Across the highway you can browse for collectibles and perhaps find a priceless piece of antiquity at the Williamsburg Antique Mall, 500 Lightfoot Rd. (tel. 757/565-3422; www.antiqueswilliamsburg.com), with 45,000 square feet of dealer space. It's open Monday through Saturday 10am to 6pm, Sunday noon to 5pm.
Continue west 1 1/2 miles on U.S. 60, and you'll come to the Williamsburg Doll Factory (tel. 757/564-9703; www.dollfactory.com), with limited-edition porcelain collector's dolls. You can observe the doll-making process and buy parts to make your own. Other items available are stuffed animals, dollhouses and miniatures, clowns, and books on dolls. It's open Monday through Saturday 9am to 5pm, Sunday 10am to 4pm.
On the Wine Trail
In 1623, the Jamestown settlers were required to plant "20 vines for every male in the family above the age of 20." By doing so, it was thought, the fledgling colony would develop a profitable wine industry. As it turned out, the profitable industry was tobacco, not grapes, and winemaking never took off.

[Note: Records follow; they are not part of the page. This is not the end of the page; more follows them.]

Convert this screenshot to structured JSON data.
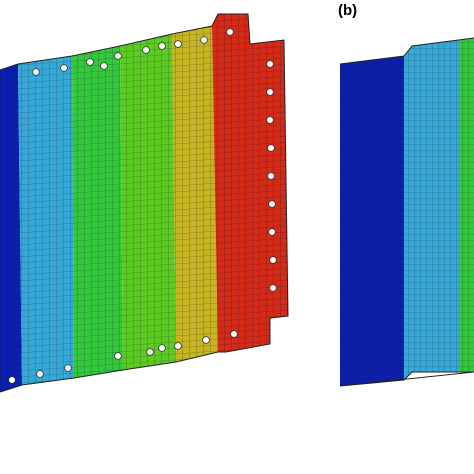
{
  "figure": {
    "panels": [
      {
        "id": "a",
        "label": ""
      },
      {
        "id": "b",
        "label": "(b)"
      }
    ],
    "colors": {
      "dark_blue": "#0c1fb0",
      "cyan": "#36a9d8",
      "green": "#34c93c",
      "lime": "#5ccc22",
      "gold": "#c6b423",
      "red": "#d42a18",
      "mesh_line": "#1a1a1a",
      "hole": "#ffffff",
      "background": "#ffffff"
    }
  }
}
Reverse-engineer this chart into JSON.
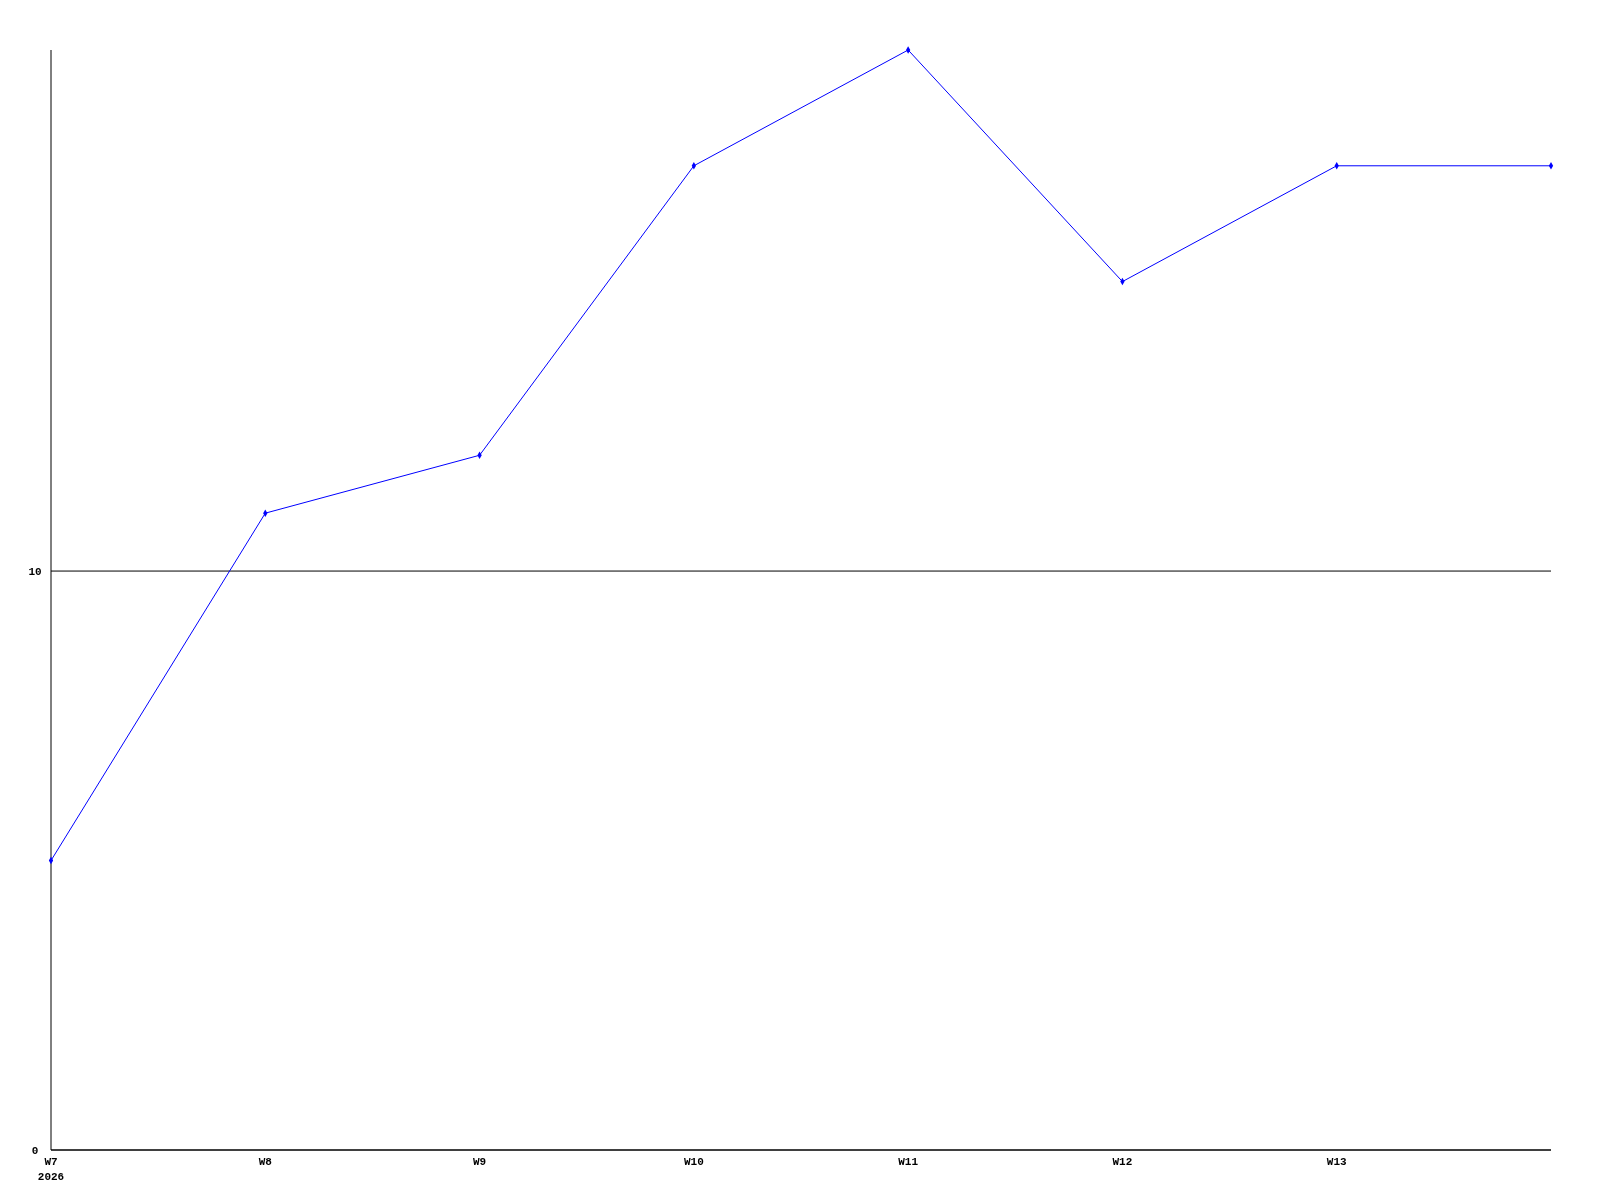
{
  "chart_data": {
    "type": "line",
    "categories": [
      "W7\n2026",
      "W8",
      "W9",
      "W10",
      "W11",
      "W12",
      "W13",
      null
    ],
    "series": [
      {
        "color": "#0000ff",
        "values": [
          5,
          11,
          12,
          17,
          19,
          15,
          17,
          17
        ]
      }
    ],
    "ylim": [
      0,
      19
    ],
    "yticks": [
      0,
      10
    ],
    "grid": "y",
    "marker": "diamond"
  }
}
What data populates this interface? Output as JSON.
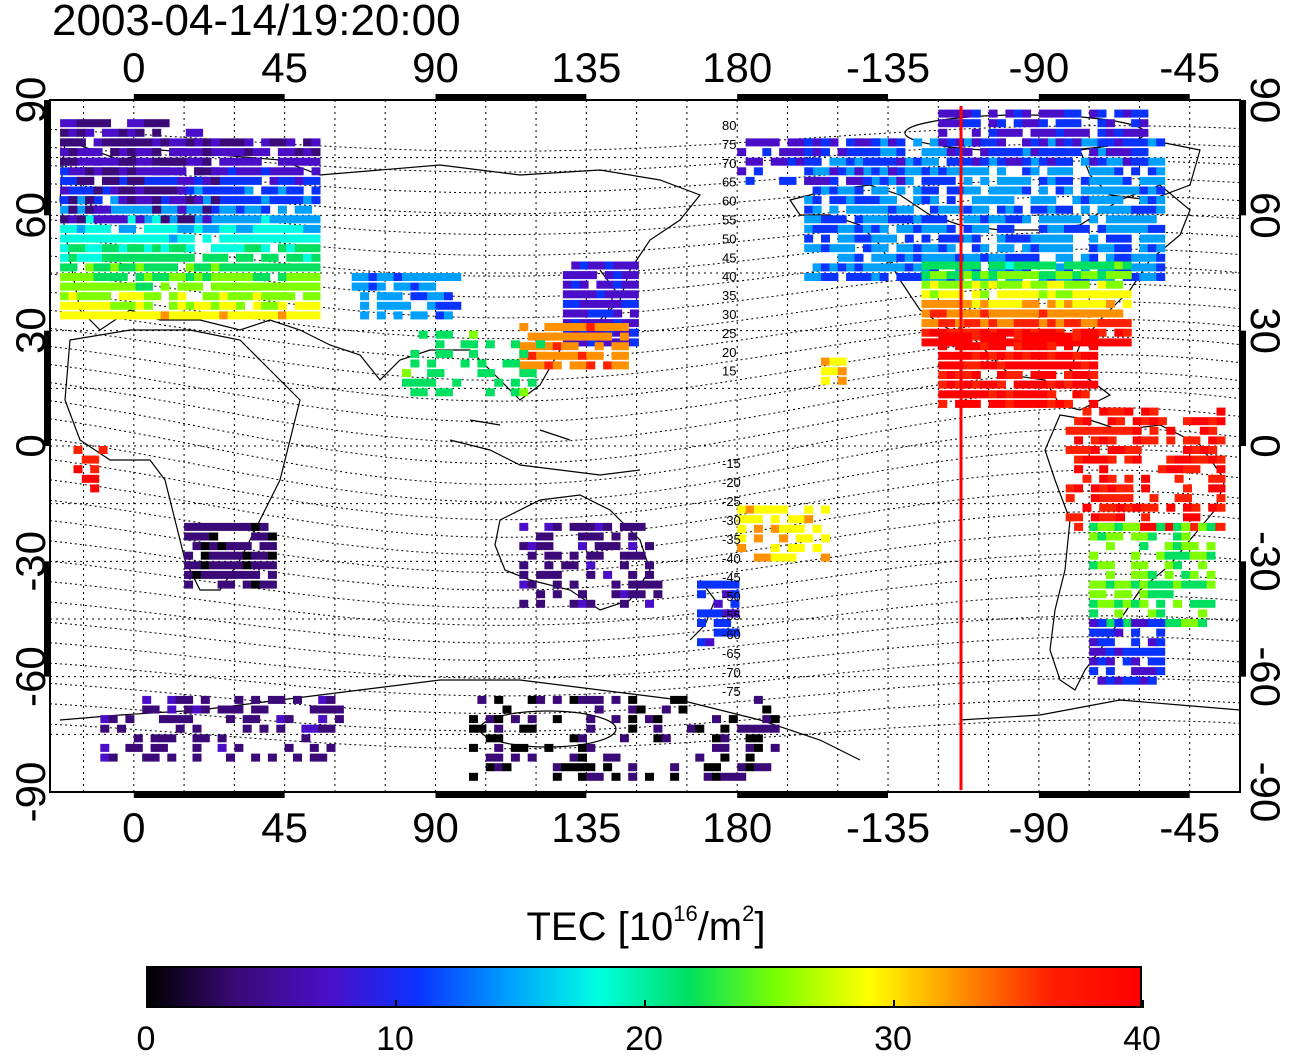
{
  "title": "2003-04-14/19:20:00",
  "map": {
    "top_axis_labels": [
      "0",
      "45",
      "90",
      "135",
      "180",
      "-135",
      "-90",
      "-45"
    ],
    "bottom_axis_labels": [
      "0",
      "45",
      "90",
      "135",
      "180",
      "-135",
      "-90",
      "-45"
    ],
    "left_axis_labels": [
      "90",
      "60",
      "30",
      "0",
      "-30",
      "-60",
      "-90"
    ],
    "right_axis_labels": [
      "90",
      "60",
      "30",
      "0",
      "-30",
      "-60",
      "-90"
    ],
    "lon_range": [
      -25,
      330
    ],
    "lat_range": [
      -90,
      90
    ],
    "contour_labels_north": [
      "80",
      "75",
      "70",
      "65",
      "60",
      "55",
      "50",
      "45",
      "40",
      "35",
      "30",
      "25",
      "20",
      "15"
    ],
    "contour_labels_south": [
      "-15",
      "-20",
      "-25",
      "-30",
      "-35",
      "-40",
      "-45",
      "-50",
      "-55",
      "-60",
      "-65",
      "-70",
      "-75"
    ],
    "marker_line_longitude": -115,
    "marker_line_color": "#ff0000"
  },
  "colorbar": {
    "label_main": "TEC  [10",
    "label_sup1": "16",
    "label_mid": "/m",
    "label_sup2": "2",
    "label_end": "]",
    "ticks": [
      "0",
      "10",
      "20",
      "30",
      "40"
    ],
    "range": [
      0,
      40
    ],
    "colors": [
      "#000000",
      "#3b0a78",
      "#4b0ec8",
      "#0a32ff",
      "#00a0ff",
      "#00ffe0",
      "#00e060",
      "#80ff00",
      "#ffff00",
      "#ff9000",
      "#ff2000",
      "#ff0000"
    ]
  }
}
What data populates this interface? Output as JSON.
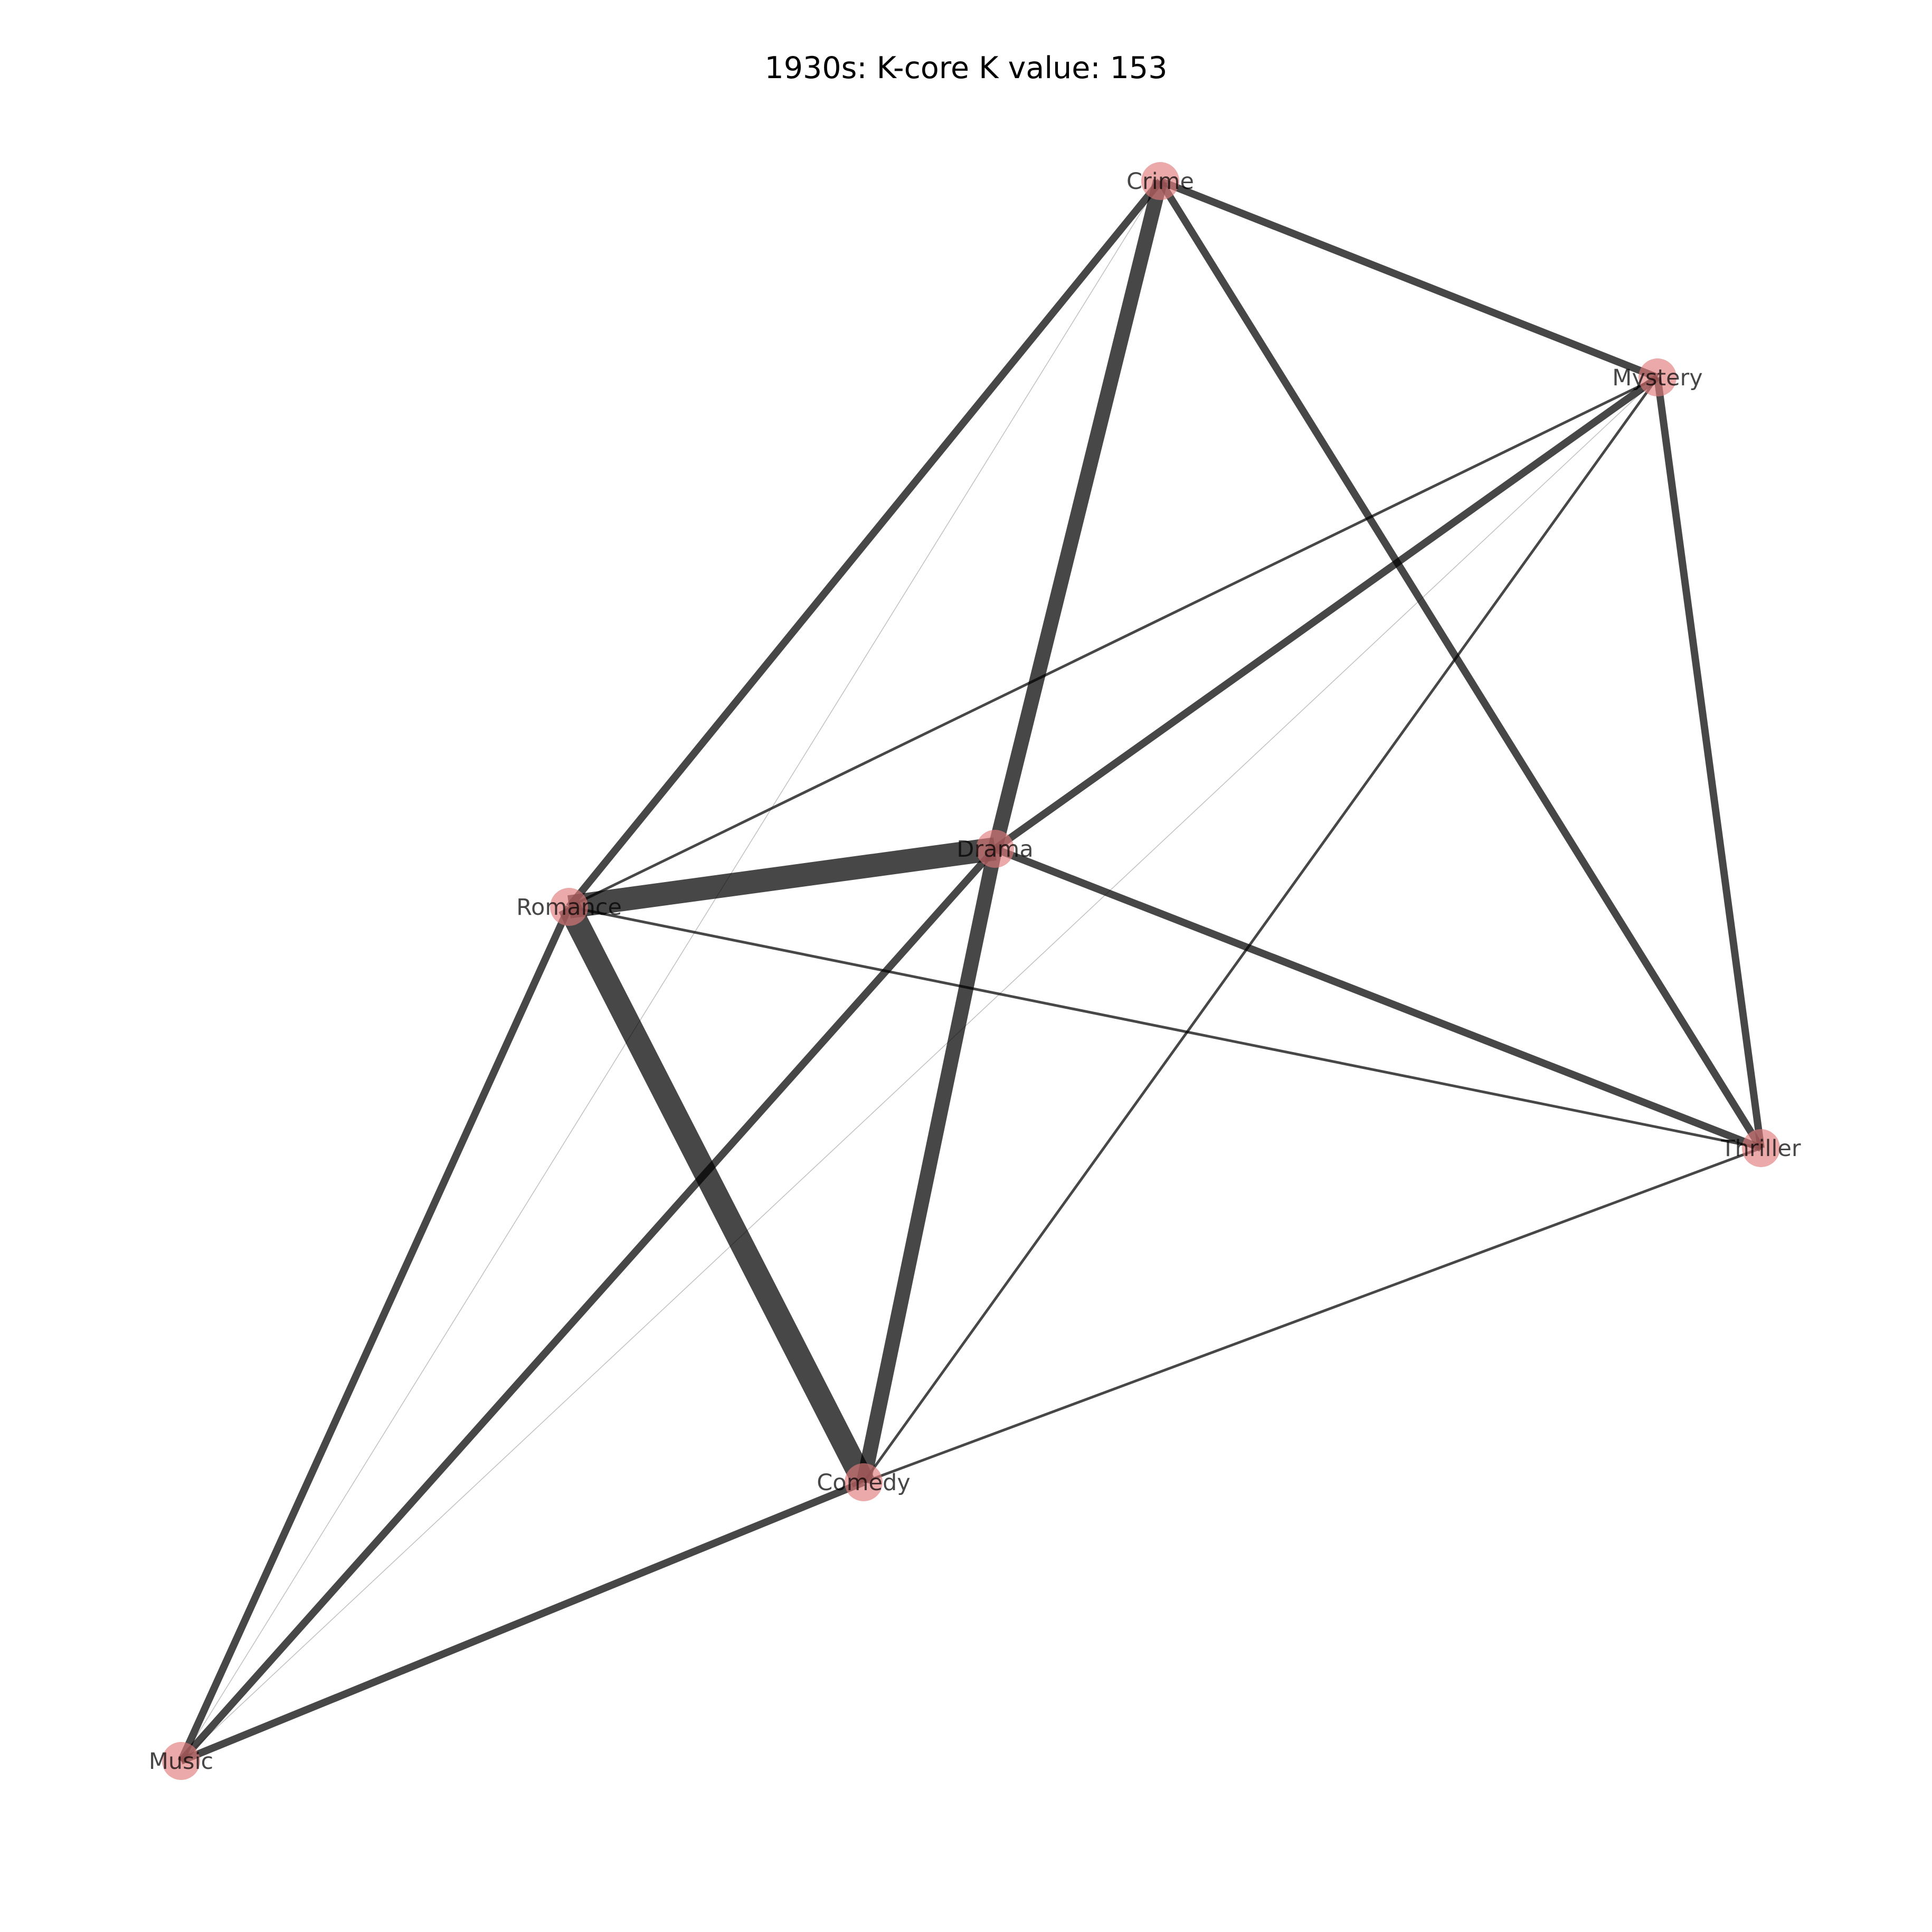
{
  "title": "1930s: K-core K value: 153",
  "colors": {
    "node_fill": "#e07b7b",
    "edge": "#000000",
    "background": "#ffffff"
  },
  "nodes": [
    {
      "id": "crime",
      "label": "Crime"
    },
    {
      "id": "mystery",
      "label": "Mystery"
    },
    {
      "id": "drama",
      "label": "Drama"
    },
    {
      "id": "romance",
      "label": "Romance"
    },
    {
      "id": "thriller",
      "label": "Thriller"
    },
    {
      "id": "comedy",
      "label": "Comedy"
    },
    {
      "id": "music",
      "label": "Music"
    }
  ],
  "edges": [
    {
      "source": "romance",
      "target": "drama",
      "weight": "very heavy"
    },
    {
      "source": "romance",
      "target": "comedy",
      "weight": "very heavy"
    },
    {
      "source": "drama",
      "target": "comedy",
      "weight": "heavy"
    },
    {
      "source": "drama",
      "target": "crime",
      "weight": "heavy"
    },
    {
      "source": "crime",
      "target": "mystery",
      "weight": "medium"
    },
    {
      "source": "crime",
      "target": "romance",
      "weight": "medium"
    },
    {
      "source": "crime",
      "target": "thriller",
      "weight": "medium"
    },
    {
      "source": "mystery",
      "target": "drama",
      "weight": "medium"
    },
    {
      "source": "mystery",
      "target": "thriller",
      "weight": "medium"
    },
    {
      "source": "drama",
      "target": "thriller",
      "weight": "medium"
    },
    {
      "source": "romance",
      "target": "music",
      "weight": "medium"
    },
    {
      "source": "drama",
      "target": "music",
      "weight": "medium"
    },
    {
      "source": "comedy",
      "target": "music",
      "weight": "medium"
    },
    {
      "source": "mystery",
      "target": "comedy",
      "weight": "light"
    },
    {
      "source": "mystery",
      "target": "romance",
      "weight": "light"
    },
    {
      "source": "romance",
      "target": "thriller",
      "weight": "light"
    },
    {
      "source": "comedy",
      "target": "thriller",
      "weight": "light"
    },
    {
      "source": "crime",
      "target": "music",
      "weight": "very light"
    },
    {
      "source": "mystery",
      "target": "music",
      "weight": "very light"
    }
  ]
}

Until the 1980s, that is, when the Williamsburg Winery, 5800 Wessex Hundred (tel. 757/229-0999; www.williamsburgwinery.com), Virginia's first modern vineyard, proved that good grapes could be grown on the Peninsula. Wine Spectator magazine's critics have twice cited its vintages for excellence. Its Governor's White is the most widely purchased of Virginia's wine, although you may find the John Adlum blended chardonnay much better. Tastings and 45-minute tours cost $8 per person.
Time your visit to have a bite of lunch along with your Two Shilling Red in the winery's Gabriel Archer Tavern. Freshly baked French bread accompanies interesting salads, sandwiches. It's reasonably priced, too, with lunch items running $8 to $13, dinner main courses $10 to $20.
The winery is open Monday through Saturday 10am to 5pm, Sunday 11am to 5pm (Apr-Oct daily to 6pm). The tavern serves lunch Monday to Friday, dinner Thursday through Monday. From the Historic Area, take Henry Street (Va. 132) south, turn right on Va. 199, left on Brookwood Drive, and another left on Lake Powell Road to the winery.
Note: This information was accurate when it was published, but can change without notice. Please be sure to confirm all rates and details directly with the companies in question before planning your trip.